No es apropiado tomar los evangelios como crónicas históricas, en el sentido moderno de la palabra; mucho menos, los relatos de la infancia. Particularmente estos últimos, son composiciones teológicas orientadas a vehicular una confesión de fe: lo que les importa realmente a sus autores es transmitir, del modo más comprensible e incluso “visual”, las grandes convicciones a las que han llegado –y que se comparten en sus comunidades-. Aquí radica su genio.
Lo que ocurrió después fue que, desconociendo el modo y la intencionalidad de estas narraciones, se leyeron y entendieron de una manera literal, hasta el punto de incorporarlas, con esa misma literalidad, al conjunto de las creencias cristianas, llevando necesariamente a callejones sin salida.

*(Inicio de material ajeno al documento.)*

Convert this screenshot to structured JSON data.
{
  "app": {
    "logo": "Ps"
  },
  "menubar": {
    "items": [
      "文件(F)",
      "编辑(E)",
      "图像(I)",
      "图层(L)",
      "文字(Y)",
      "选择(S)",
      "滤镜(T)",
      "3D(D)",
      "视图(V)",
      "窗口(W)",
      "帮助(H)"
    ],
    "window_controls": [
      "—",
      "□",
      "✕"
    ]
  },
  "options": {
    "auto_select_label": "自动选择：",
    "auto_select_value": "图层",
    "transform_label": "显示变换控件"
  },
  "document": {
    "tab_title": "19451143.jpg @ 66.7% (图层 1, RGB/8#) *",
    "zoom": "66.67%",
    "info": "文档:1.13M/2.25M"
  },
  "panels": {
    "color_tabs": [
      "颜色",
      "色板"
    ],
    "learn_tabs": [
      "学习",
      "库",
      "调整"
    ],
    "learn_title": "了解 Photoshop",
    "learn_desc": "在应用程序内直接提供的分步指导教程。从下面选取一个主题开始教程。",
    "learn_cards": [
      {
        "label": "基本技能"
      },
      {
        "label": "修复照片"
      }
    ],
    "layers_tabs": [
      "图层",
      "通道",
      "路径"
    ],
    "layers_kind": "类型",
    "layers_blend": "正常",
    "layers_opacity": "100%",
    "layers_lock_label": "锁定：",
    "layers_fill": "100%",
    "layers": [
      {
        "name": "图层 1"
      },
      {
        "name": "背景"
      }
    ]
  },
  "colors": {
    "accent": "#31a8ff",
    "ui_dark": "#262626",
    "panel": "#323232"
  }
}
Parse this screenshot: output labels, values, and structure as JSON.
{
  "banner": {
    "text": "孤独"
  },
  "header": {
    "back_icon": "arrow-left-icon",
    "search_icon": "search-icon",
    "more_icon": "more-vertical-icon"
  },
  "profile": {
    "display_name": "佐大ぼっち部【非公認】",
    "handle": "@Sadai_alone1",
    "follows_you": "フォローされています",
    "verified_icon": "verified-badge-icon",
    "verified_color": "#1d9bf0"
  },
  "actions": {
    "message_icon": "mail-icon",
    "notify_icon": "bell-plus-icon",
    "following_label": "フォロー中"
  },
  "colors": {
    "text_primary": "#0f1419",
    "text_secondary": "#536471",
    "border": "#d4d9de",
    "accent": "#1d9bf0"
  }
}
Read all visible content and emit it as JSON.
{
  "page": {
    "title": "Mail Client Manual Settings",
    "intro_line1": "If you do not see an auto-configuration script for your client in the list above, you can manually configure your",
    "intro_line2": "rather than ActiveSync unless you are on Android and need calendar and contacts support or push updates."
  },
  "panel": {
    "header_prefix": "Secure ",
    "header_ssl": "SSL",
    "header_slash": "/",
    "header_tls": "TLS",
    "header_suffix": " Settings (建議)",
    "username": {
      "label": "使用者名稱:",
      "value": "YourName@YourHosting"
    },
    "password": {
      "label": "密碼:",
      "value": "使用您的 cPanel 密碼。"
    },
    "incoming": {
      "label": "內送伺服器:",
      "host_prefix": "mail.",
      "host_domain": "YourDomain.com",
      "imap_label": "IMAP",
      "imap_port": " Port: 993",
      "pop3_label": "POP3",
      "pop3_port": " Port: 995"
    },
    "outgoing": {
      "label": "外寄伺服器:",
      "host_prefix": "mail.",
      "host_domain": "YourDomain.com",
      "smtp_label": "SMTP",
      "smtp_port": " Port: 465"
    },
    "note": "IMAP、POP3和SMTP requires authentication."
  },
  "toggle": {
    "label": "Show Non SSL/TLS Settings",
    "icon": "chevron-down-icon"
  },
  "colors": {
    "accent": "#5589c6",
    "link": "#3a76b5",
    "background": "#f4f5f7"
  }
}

Los evangelios pues, no son unos informes documentales, sino testimonios de creyentes, escritos a la luz de la Pascua de Resurrección, con la finalidad de comunicarnos su fe.
De los cuatro evangelistas, Juan nos dice que en el principio, el Verbo estaba en Dios.
Marcos cuenta la vida de Jesús a partir de su bautismo. Mateo y Lucas al igual que Marcos escriben el evangelio desde el bautismo de Jesús como comienzo de su vida pública, pero cuando se metieron en la infancia, no encontraron nada. Es decir de Jesús, sabemos los tres últimos años de su vida.
Y ¿qué hicieron?. Pues construir un belén para trasmitir su fe, y escribieron la mas bella historia jamás contada y que casi 2000 años después continúa despertando sentimientos de paz, amor y solidaridad.